= Decommodification =

Concept in political economy

In political economy, decommodification is a recently-developed word indicating the strength of social entitlement to goods and services, and citizens' degree of immunization from market dependency.

In regard to the labor force, decommodification describes a "degree to which individuals, or families, can uphold a socially acceptable standard of living independently of market participation".

While commodification is the transformation of goods, services, ideas and people into commodities or objects of trade, decommodification in employment terms means the "extent that workers can leave the labor market through choice". The term "decommodification" has also been applied to the processes through which goods and services can be made available commercially without entailing the "commodification" of the workforce which produces or provides them.

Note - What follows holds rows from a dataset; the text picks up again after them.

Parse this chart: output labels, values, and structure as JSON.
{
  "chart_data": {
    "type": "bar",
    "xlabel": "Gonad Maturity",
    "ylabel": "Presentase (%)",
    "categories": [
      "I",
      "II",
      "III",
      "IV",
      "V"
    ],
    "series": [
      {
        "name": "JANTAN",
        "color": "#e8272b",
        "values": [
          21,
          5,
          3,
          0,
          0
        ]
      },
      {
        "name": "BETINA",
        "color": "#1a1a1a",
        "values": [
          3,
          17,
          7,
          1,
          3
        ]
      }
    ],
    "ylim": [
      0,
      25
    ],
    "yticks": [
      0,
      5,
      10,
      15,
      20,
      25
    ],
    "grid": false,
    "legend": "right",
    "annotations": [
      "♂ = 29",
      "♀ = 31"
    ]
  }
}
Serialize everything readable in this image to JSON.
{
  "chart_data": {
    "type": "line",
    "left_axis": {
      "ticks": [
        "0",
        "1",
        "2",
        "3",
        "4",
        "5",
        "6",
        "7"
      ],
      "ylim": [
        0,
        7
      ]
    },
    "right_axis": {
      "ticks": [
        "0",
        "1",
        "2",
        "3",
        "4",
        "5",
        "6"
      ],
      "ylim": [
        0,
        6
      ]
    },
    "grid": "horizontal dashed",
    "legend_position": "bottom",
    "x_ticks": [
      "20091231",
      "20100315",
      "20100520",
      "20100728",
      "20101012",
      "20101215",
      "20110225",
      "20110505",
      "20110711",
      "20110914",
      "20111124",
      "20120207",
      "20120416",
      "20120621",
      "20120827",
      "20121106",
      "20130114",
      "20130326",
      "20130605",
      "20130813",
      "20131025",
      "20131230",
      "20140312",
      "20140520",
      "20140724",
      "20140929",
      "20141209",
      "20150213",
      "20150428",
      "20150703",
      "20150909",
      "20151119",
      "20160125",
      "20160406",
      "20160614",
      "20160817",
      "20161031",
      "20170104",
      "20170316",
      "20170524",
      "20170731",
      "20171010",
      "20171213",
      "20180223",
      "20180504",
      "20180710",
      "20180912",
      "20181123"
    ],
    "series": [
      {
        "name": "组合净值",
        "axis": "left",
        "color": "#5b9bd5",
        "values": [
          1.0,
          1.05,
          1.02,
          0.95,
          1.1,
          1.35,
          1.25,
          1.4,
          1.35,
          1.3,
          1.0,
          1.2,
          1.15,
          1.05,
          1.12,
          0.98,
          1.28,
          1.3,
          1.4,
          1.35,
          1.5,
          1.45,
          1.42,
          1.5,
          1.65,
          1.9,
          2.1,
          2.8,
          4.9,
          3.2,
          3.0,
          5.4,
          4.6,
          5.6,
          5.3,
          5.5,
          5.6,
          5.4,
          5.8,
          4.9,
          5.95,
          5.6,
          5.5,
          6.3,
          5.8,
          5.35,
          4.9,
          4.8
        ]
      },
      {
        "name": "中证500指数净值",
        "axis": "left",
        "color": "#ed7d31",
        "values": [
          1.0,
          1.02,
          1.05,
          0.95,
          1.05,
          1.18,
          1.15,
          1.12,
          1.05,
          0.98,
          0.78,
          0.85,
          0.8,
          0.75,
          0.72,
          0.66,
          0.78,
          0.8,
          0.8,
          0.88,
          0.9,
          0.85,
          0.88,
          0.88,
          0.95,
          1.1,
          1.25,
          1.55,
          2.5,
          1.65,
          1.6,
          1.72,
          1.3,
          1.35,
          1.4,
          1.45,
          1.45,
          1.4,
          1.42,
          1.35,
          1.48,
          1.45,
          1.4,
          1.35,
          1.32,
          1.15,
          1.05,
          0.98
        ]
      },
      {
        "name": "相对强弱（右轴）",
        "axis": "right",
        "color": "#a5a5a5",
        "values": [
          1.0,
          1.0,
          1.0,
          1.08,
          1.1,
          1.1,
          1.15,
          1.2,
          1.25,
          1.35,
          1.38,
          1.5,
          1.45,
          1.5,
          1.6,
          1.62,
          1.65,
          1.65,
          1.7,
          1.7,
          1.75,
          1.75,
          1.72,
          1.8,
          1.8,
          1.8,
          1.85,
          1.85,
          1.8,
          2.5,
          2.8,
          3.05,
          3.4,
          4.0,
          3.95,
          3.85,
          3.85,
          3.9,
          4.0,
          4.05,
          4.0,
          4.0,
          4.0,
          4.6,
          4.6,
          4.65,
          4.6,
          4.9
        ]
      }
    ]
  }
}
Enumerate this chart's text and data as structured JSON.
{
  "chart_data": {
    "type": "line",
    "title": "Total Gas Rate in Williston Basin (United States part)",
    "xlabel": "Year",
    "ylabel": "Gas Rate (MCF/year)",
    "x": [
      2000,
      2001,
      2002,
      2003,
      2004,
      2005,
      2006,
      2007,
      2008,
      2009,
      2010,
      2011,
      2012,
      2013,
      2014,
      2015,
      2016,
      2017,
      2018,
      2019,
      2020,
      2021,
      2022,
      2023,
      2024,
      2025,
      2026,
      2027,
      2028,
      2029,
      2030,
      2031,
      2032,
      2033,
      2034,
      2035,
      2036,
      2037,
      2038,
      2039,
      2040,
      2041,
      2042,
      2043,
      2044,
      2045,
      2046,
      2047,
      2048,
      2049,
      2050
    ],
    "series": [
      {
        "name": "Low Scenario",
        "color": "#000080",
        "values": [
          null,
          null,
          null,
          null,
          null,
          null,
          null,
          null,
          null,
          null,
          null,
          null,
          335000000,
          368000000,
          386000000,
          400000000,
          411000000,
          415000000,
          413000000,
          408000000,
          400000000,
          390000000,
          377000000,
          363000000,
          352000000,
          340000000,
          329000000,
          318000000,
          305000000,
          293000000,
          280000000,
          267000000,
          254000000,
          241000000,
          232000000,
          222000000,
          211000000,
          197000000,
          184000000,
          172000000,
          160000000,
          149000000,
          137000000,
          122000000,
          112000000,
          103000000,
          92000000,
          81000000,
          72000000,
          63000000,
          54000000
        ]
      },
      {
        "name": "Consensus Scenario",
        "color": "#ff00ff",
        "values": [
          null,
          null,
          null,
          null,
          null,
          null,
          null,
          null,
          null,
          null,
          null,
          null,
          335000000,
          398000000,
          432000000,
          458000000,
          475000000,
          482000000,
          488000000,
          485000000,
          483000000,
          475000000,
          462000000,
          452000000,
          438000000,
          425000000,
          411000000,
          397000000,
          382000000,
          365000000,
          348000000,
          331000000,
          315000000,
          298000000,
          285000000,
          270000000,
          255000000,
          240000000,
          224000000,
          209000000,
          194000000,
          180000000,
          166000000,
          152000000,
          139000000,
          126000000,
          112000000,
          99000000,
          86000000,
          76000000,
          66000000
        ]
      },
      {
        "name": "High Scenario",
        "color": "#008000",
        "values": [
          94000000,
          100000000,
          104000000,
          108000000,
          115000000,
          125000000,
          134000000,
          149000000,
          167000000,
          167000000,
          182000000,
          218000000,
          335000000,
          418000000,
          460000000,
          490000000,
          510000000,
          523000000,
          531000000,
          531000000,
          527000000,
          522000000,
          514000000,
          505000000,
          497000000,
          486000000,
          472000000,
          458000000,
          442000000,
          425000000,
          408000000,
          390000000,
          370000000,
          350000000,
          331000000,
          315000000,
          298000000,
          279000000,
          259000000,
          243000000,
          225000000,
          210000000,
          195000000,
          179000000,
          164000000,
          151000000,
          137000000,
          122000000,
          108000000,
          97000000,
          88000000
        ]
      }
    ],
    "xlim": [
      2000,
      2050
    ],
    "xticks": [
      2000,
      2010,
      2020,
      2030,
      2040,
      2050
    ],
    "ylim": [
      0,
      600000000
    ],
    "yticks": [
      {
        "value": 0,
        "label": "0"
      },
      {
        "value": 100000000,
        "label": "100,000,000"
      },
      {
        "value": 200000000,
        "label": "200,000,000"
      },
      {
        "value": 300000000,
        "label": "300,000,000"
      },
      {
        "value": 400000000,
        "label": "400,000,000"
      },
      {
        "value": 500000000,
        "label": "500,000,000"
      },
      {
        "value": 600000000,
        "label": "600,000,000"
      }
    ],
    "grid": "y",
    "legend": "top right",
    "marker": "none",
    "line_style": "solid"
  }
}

== Contemporary research ==
=== Gender inequality ===
The idea of decommodification as an egalitarian concept as set forth by Gøsta Esping-Andersen sparked contemporary research efforts focusing on perceived inequities. In 2008, a research journal pointed out a feminist critique that "the absolute focus on the welfare of individuals who are already working" leaves a central bias in the pursuit of decommodification. Rather, the objective of women is often to be commodified in the first place so that they can enter the labor market.

=== Environmental impact ===
Decommodification has been identified by ecological economists as a strategy for sustainable consumption that acts one level up on the institutional context of consumption in Western societies as compared to strategies such as eco-efficiency and eco-sufficiency. Thus, while the eco-efficiency strategy targets the product and the eco-sufficiency strategy targets the person (the consumer as decision-maker), the decommodification strategy targets the institutional context in which consumption takes place. It aims to decrease the influence of commodities and to limit the effect of commercialization.

=== Social democracy paradox ===
Esping-Andersen's fundamental study of decommodification sparked contemporary academic research efforts hoping to resolve "paradoxes" in this application. Exiting the labor market with little or no loss of income clashed with the idea that social democracy has the goal of high labor force participation. Research efforts to resolve this paradox showed that "employment impeding policies" came out of Christian democracy institutions, not social democracy institutions. This research suggests that decommodification in the social democratic model is viable.

== Example ==
Scandinavian countries are the closest to decommodification according to the scale created by Esping Andersen's research which places Sweden as the most decommodified country in the 1980s. Sweden's level of pensions, sickness entitlements and unemployment insurance are the highest among many other leading industrial countries. Sweden's social welfare programs are mandated by the government which also offers a de facto guarantee to the wages of citizens rather than taking averages and creating regulations through a means-based test on citizens' wages, level of education and their past history with the law.